One of the best ways to save water and lower your need for business landscape maintenance is by using plants native to the South Carolina region. Native plants have evolved to adapt to the natural regional environment already and their needs already adjust to go along with what the area seasons have to offer. They’ve grown to need water most when the natural environment will provide it, store water during dry seasons, and protect themselves from heat, cold or storms, so Mother Nature can do much of your business landscape maintenance for you. Many different varieties of shrubs, trees, flowers, and ground cover plants are native to the area, so you still have a great deal of variety in terms of designing and executing your business landscape naturally in a native way.
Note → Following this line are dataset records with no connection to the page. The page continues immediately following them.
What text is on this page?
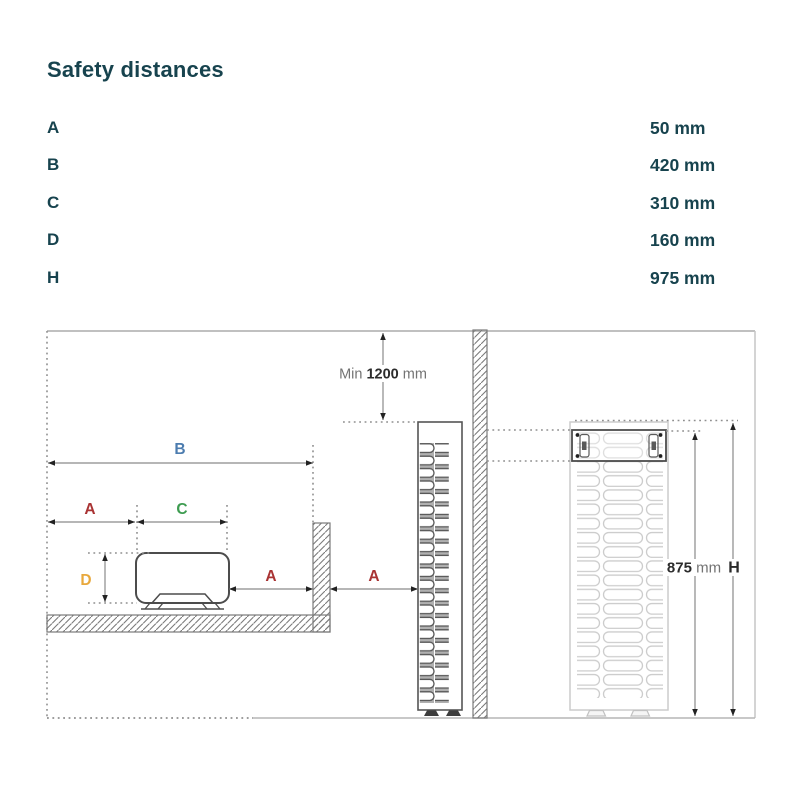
Safety distances
A	50 mm
B	420 mm
C	310 mm
D	160 mm
H	975 mm
Min 1200 mm
B
A	C
D	A	A	875 mm H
Group Your Plants According To Their Maintenance And Water Needs

 

If using all native plants isn’t in your design plan, you can still save on water and lower your business landscape maintenance needs. A business owner can take a look at the type of water and care their chosen plants will need and arrange them to grow and thrive in the same areas of the landscape as one another. What this does is saves you from needing to consider irrigation and water spread across your entire landscape to accommodate certain plants, and any extra water and care needs can be limited to certain areas only.

 

Another benefit of grouping plants in this way is that you’ll be able to provide better individualized care for the plants. For example, placing a plant with high water needs next to a plant with lower water needs causes you to run the risk of providing too much or too little water to effectively care for all of the plants in a specific area. This could lead to you losing plants and therefore some of your landscaping investment.

 

Don’t Focus On Grass For Groundcover

 

For groundcover, the grass is the first thing that comes to many business owners’ minds. The grass is simple, it looks attractive, it seems easy enough to care for, but it also takes quite a bit of water to keep fresh. There is a reason why you see a lot of grass turning brown and dying in the heat of the summer in South Carolina; it hasn’t been regularly watered and maintained throughout the hotter months. Grass requires regular water, but not too much water, and having grass as the main groundcover option for your business landscape can make upkeep rather complicated.

 

This is not to say business owners shouldn’t incorporate any grass, and alternating smaller grass patches with other groundcover options like Carolina Jessamine, mulch, or shrubs is an excellent alternative. Using less grass and bringing in more native groundcover plants and shrubs also brings an interesting and different type of textural look to your landscape design, allowing the eye to travel naturally along the landscape and to all the different types of plants it offers.

 

Grasses will typically require a bit more upkeep than different native groundcover options, and if you’re looking to lower business landscape maintenance by way of saving water, it is a great place to start.

 

Saving water on your business landscape helps you in two ways – it helps limit your carbon footprint to create a more sustainable environment, and saves money on upkeep costs. Alongside your business landscaping design professionals, investigating how you could cut your water needs while still getting the beautiful business landscape design you want is a worthwhile endeavor for any South Carolina business to consider. What you receive is a beautiful design that is friendly to you, your business, and your environment.